Implications for translators

Dialogue about Xinjiang Cotton should have focused on ensuring institutional compliance with the rule of law and legal compliance programs for exporters.  Instead, Chinese legal translation distorted the meaning of the program so badly that discussion about rule of law issues was totally impossible. A central culprit is blindly using the phrase “gulag” or “reform through labor” instead of facing up to the difficulty of a genuine meaning-based translation.

Some anti-China translators may object that the “gulag” translations are justified as closer to the “ultimate truth.”  However, even if the translator believes the euphemistic language to be inconsistent with the ultimate truths, the use of euphemistic language in itself is actually a very important Chinese legal translation issue and is one that should not be distorted by the translator even if a highly contentious geopolitical issue is involved.

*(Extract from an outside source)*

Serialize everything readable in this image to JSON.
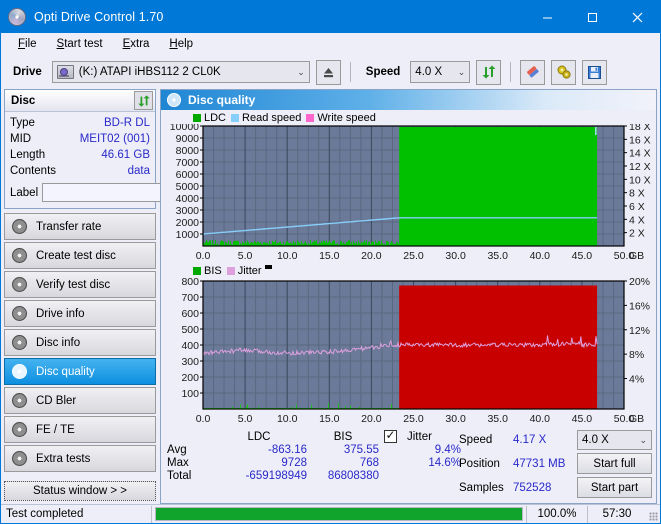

What happens when translators remove the euphemistic elements from a language as done by numerous articles in The Economist?

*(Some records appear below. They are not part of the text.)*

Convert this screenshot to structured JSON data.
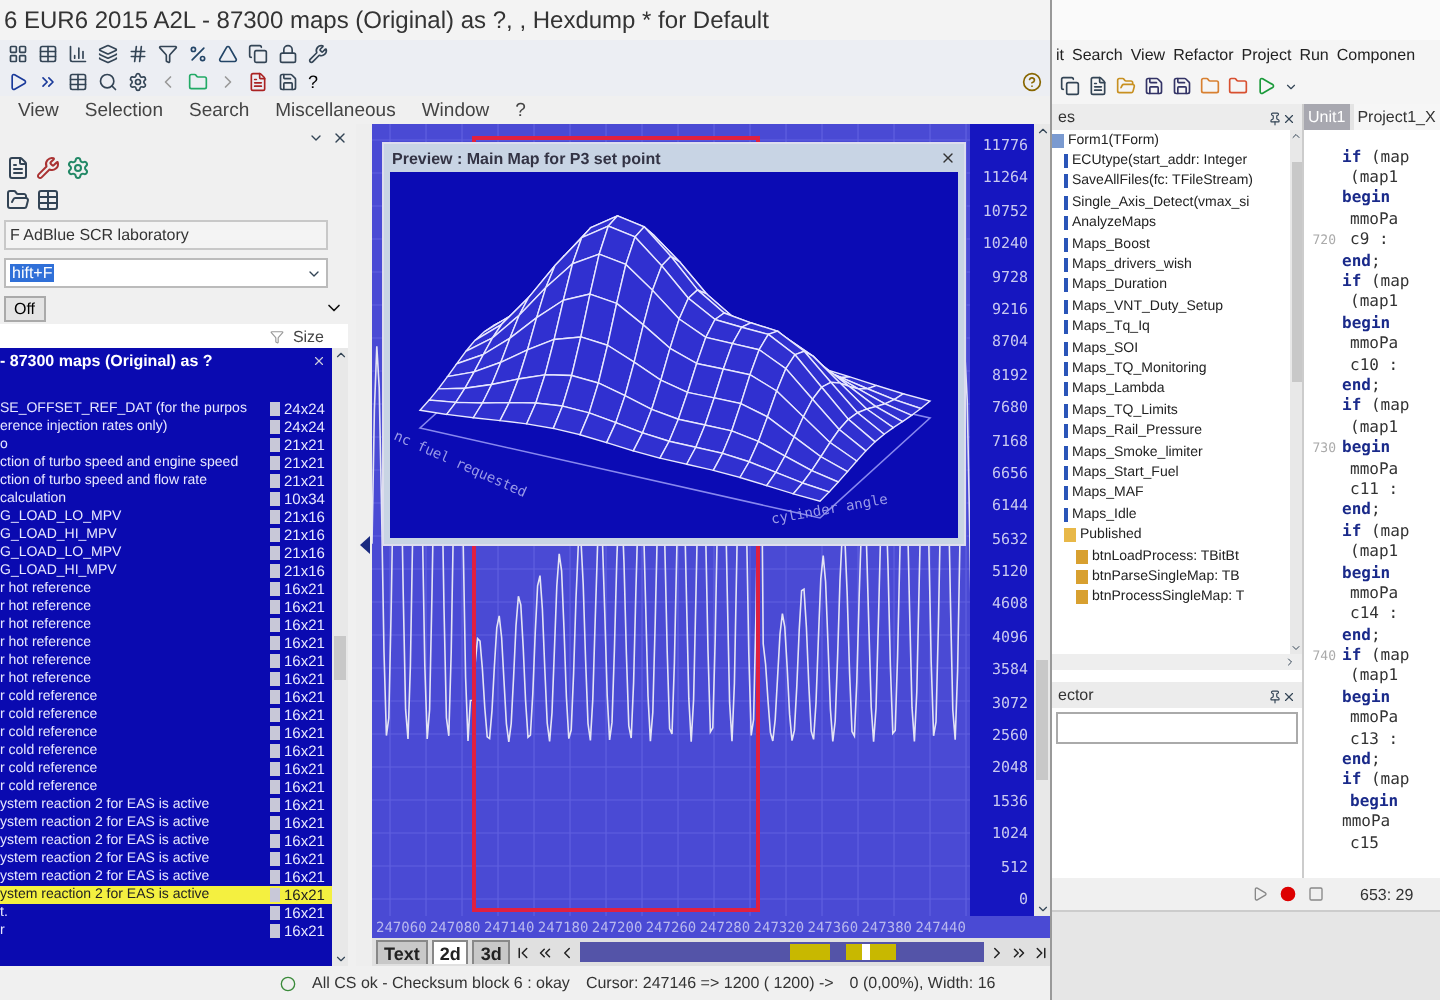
{
  "left_app": {
    "title": "6 EUR6 2015 A2L - 87300 maps (Original) as ?, , Hexdump * for Default",
    "toolbar_help": "?",
    "menu": [
      "View",
      "Selection",
      "Search",
      "Miscellaneous",
      "Window",
      "?"
    ],
    "panel": {
      "project_field": "F AdBlue SCR laboratory",
      "search_value": "hift+F",
      "filter_button": "Off",
      "size_header": "Size",
      "list_title": "- 87300 maps (Original) as ?",
      "maps": [
        {
          "name": "SE_OFFSET_REF_DAT (for the purpos",
          "size": "24x24",
          "selected": false
        },
        {
          "name": "erence injection rates only)",
          "size": "24x24",
          "selected": false
        },
        {
          "name": "o",
          "size": "21x21",
          "selected": false
        },
        {
          "name": "ction of turbo speed and engine speed",
          "size": "21x21",
          "selected": false
        },
        {
          "name": "ction of turbo speed and flow rate",
          "size": "21x21",
          "selected": false
        },
        {
          "name": "calculation",
          "size": "10x34",
          "selected": false
        },
        {
          "name": "G_LOAD_LO_MPV",
          "size": "21x16",
          "selected": false
        },
        {
          "name": "G_LOAD_HI_MPV",
          "size": "21x16",
          "selected": false
        },
        {
          "name": "G_LOAD_LO_MPV",
          "size": "21x16",
          "selected": false
        },
        {
          "name": "G_LOAD_HI_MPV",
          "size": "21x16",
          "selected": false
        },
        {
          "name": "r hot reference",
          "size": "16x21",
          "selected": false
        },
        {
          "name": "r hot reference",
          "size": "16x21",
          "selected": false
        },
        {
          "name": "r hot reference",
          "size": "16x21",
          "selected": false
        },
        {
          "name": "r hot reference",
          "size": "16x21",
          "selected": false
        },
        {
          "name": "r hot reference",
          "size": "16x21",
          "selected": false
        },
        {
          "name": "r hot reference",
          "size": "16x21",
          "selected": false
        },
        {
          "name": "r cold reference",
          "size": "16x21",
          "selected": false
        },
        {
          "name": "r cold reference",
          "size": "16x21",
          "selected": false
        },
        {
          "name": "r cold reference",
          "size": "16x21",
          "selected": false
        },
        {
          "name": "r cold reference",
          "size": "16x21",
          "selected": false
        },
        {
          "name": "r cold reference",
          "size": "16x21",
          "selected": false
        },
        {
          "name": "r cold reference",
          "size": "16x21",
          "selected": false
        },
        {
          "name": "ystem reaction 2 for EAS is active",
          "size": "16x21",
          "selected": false
        },
        {
          "name": "ystem reaction 2 for EAS is active",
          "size": "16x21",
          "selected": false
        },
        {
          "name": "ystem reaction 2 for EAS is active",
          "size": "16x21",
          "selected": false
        },
        {
          "name": "ystem reaction 2 for EAS is active",
          "size": "16x21",
          "selected": false
        },
        {
          "name": "ystem reaction 2 for EAS is active",
          "size": "16x21",
          "selected": false
        },
        {
          "name": "ystem reaction 2 for EAS is active",
          "size": "16x21",
          "selected": true
        },
        {
          "name": "t.",
          "size": "16x21",
          "selected": false
        },
        {
          "name": "r",
          "size": "16x21",
          "selected": false
        }
      ]
    },
    "graph": {
      "preview_title": "Preview : Main Map for P3 set point",
      "preview_axis_left": "nc fuel requested",
      "preview_axis_right": "cylinder angle",
      "y_labels": [
        "11776",
        "11264",
        "10752",
        "10240",
        "9728",
        "9216",
        "8704",
        "8192",
        "7680",
        "7168",
        "6656",
        "6144",
        "5632",
        "5120",
        "4608",
        "4096",
        "3584",
        "3072",
        "2560",
        "2048",
        "1536",
        "1024",
        "512",
        "0"
      ],
      "x_labels": [
        "247060",
        "247080",
        "247140",
        "247180",
        "247200",
        "247260",
        "247280",
        "247320",
        "247360",
        "247380",
        "247440"
      ],
      "view_tabs": [
        {
          "label": "Text",
          "selected": false
        },
        {
          "label": "2d",
          "selected": true
        },
        {
          "label": "3d",
          "selected": false
        }
      ]
    },
    "status": {
      "checksum": "All CS ok - Checksum block 6 : okay",
      "cursor": "Cursor: 247146 => 1200 ( 1200) ->",
      "width": "0 (0,00%), Width: 16"
    }
  },
  "right_app": {
    "menu": [
      "it",
      "Search",
      "View",
      "Refactor",
      "Project",
      "Run",
      "Componen"
    ],
    "structure": {
      "header": "es",
      "tree": [
        {
          "label": "Form1(TForm)",
          "kind": "class",
          "children": [
            {
              "label": "ECUtype(start_addr: Integer",
              "kind": "method"
            },
            {
              "label": "SaveAllFiles(fc: TFileStream)",
              "kind": "method"
            },
            {
              "label": "Single_Axis_Detect(vmax_si",
              "kind": "method"
            },
            {
              "label": "AnalyzeMaps",
              "kind": "method"
            },
            {
              "label": "Maps_Boost",
              "kind": "method"
            },
            {
              "label": "Maps_drivers_wish",
              "kind": "method"
            },
            {
              "label": "Maps_Duration",
              "kind": "method"
            },
            {
              "label": "Maps_VNT_Duty_Setup",
              "kind": "method"
            },
            {
              "label": "Maps_Tq_Iq",
              "kind": "method"
            },
            {
              "label": "Maps_SOI",
              "kind": "method"
            },
            {
              "label": "Maps_TQ_Monitoring",
              "kind": "method"
            },
            {
              "label": "Maps_Lambda",
              "kind": "method"
            },
            {
              "label": "Maps_TQ_Limits",
              "kind": "method"
            },
            {
              "label": "Maps_Rail_Pressure",
              "kind": "method"
            },
            {
              "label": "Maps_Smoke_limiter",
              "kind": "method"
            },
            {
              "label": "Maps_Start_Fuel",
              "kind": "method"
            },
            {
              "label": "Maps_MAF",
              "kind": "method"
            },
            {
              "label": "Maps_Idle",
              "kind": "method"
            },
            {
              "label": "Published",
              "kind": "folder",
              "children": [
                {
                  "label": "btnLoadProcess: TBitBt",
                  "kind": "field"
                },
                {
                  "label": "btnParseSingleMap: TB",
                  "kind": "field"
                },
                {
                  "label": "btnProcessSingleMap: T",
                  "kind": "field"
                }
              ]
            }
          ]
        }
      ]
    },
    "editor_tabs": [
      {
        "label": "Unit1",
        "selected": true
      },
      {
        "label": "Project1_X",
        "selected": false
      }
    ],
    "code": [
      {
        "text": "**if** (map"
      },
      {
        "text": "(map1"
      },
      {
        "text": "**begin**"
      },
      {
        "text": "mmoPa"
      },
      {
        "text": "c9 :",
        "number": "720"
      },
      {
        "text": "**end**;"
      },
      {
        "text": "**if** (map"
      },
      {
        "text": "(map1"
      },
      {
        "text": "**begin**"
      },
      {
        "text": "mmoPa"
      },
      {
        "text": "c10 :"
      },
      {
        "text": "**end**;"
      },
      {
        "text": "**if** (map"
      },
      {
        "text": "(map1"
      },
      {
        "text": "**begin**",
        "number": "730"
      },
      {
        "text": "mmoPa"
      },
      {
        "text": "c11 :"
      },
      {
        "text": "**end**;"
      },
      {
        "text": "**if** (map"
      },
      {
        "text": "(map1"
      },
      {
        "text": "**begin**"
      },
      {
        "text": "mmoPa"
      },
      {
        "text": "c14 :"
      },
      {
        "text": "**end**;"
      },
      {
        "text": "**if** (map",
        "number": "740"
      },
      {
        "text": "(map1"
      },
      {
        "text": "**begin**"
      },
      {
        "text": "mmoPa"
      },
      {
        "text": "c13 :"
      },
      {
        "text": "**end**;"
      },
      {
        "text": "**if** (map"
      },
      {
        "text": "**begin**"
      },
      {
        "text": "mmoPa"
      },
      {
        "text": "c15"
      }
    ],
    "inspector_title": "ector",
    "position": "653: 29"
  }
}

Generally, the proper way to confront euphemistic language is through accusations of dishonesty, at which point the dispute is about non-compliance and not policy itself.  Erasing euphemisms makes it impossible to confront legal compliance shortfalls or corruption, and turns debate into a shrill screaming match.

Pro-China  translators insist that using an invented phrase “reform through labor” that does not occur in English allows for imbuing the text with a distinctively Chinese meaning, which they feel is a patriotic act. Actually, inventing new nonsense phrases is the same as erasing euphemisms from the Chinese legal translation, because most news reporting and academic reviews tend to focus on negative events and not positive stories (called “muckraking”), the result is books like Thought Reform and the Psychology of Totalism redefining the invented English phrase according to its worst abuses. This can be seen where the University of Denver files the topic “reform through labor” under “slavery.”

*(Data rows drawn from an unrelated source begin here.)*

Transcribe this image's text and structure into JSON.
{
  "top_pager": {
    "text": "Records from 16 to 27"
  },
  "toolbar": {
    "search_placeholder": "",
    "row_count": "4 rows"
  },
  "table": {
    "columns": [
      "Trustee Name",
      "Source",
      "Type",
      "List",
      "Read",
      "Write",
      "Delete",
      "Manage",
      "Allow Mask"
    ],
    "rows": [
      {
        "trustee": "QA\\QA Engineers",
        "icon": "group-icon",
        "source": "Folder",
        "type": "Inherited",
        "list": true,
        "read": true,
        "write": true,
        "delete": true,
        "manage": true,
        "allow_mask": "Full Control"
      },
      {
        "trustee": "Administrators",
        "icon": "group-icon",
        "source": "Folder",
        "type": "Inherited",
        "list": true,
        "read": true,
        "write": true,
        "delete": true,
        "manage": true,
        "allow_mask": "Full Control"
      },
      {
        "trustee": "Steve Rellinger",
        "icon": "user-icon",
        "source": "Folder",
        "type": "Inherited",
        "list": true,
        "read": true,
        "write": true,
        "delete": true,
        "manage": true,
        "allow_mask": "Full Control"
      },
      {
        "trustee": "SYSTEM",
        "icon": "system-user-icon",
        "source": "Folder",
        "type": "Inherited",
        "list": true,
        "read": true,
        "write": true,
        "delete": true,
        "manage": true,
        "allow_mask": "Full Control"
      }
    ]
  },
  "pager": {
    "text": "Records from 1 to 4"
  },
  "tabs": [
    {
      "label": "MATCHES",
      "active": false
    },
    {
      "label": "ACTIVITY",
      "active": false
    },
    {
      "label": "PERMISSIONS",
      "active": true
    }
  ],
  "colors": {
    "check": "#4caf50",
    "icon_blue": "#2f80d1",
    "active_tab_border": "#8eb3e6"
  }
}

As someone who reads the Chinese original, you might wonder how I feel about the Uyghur Forced Labor Prevention Act. My opinion is creating a presumption of guilt for an entire ethnic homeland based on mistranslated sources is unjust because justice requires parties be presumed innocent until proven guilty.  Instead, lawmakers should consider use of respected American law compliance monitors backed by American Translator Association certification to provide independent verification about the truth of manufacturers’ anti-slavery compliance claims.

 

Conclusion

Use of highly unscientific translation practices has greatly inflamed the Xinjiang cotton controversy and bilateral relations between the United States & Europe on one hand and China on the other. The conflict has been further aggravated by sanctions and counter-sanctions, and instead of coming closer to mutual understanding, each side has become even further estranged from the other. Translators can contribute to a positive resolution by abandoning misleading Chinese legal translation practices and ensuring each side is fully capable of understanding the other’s meaning.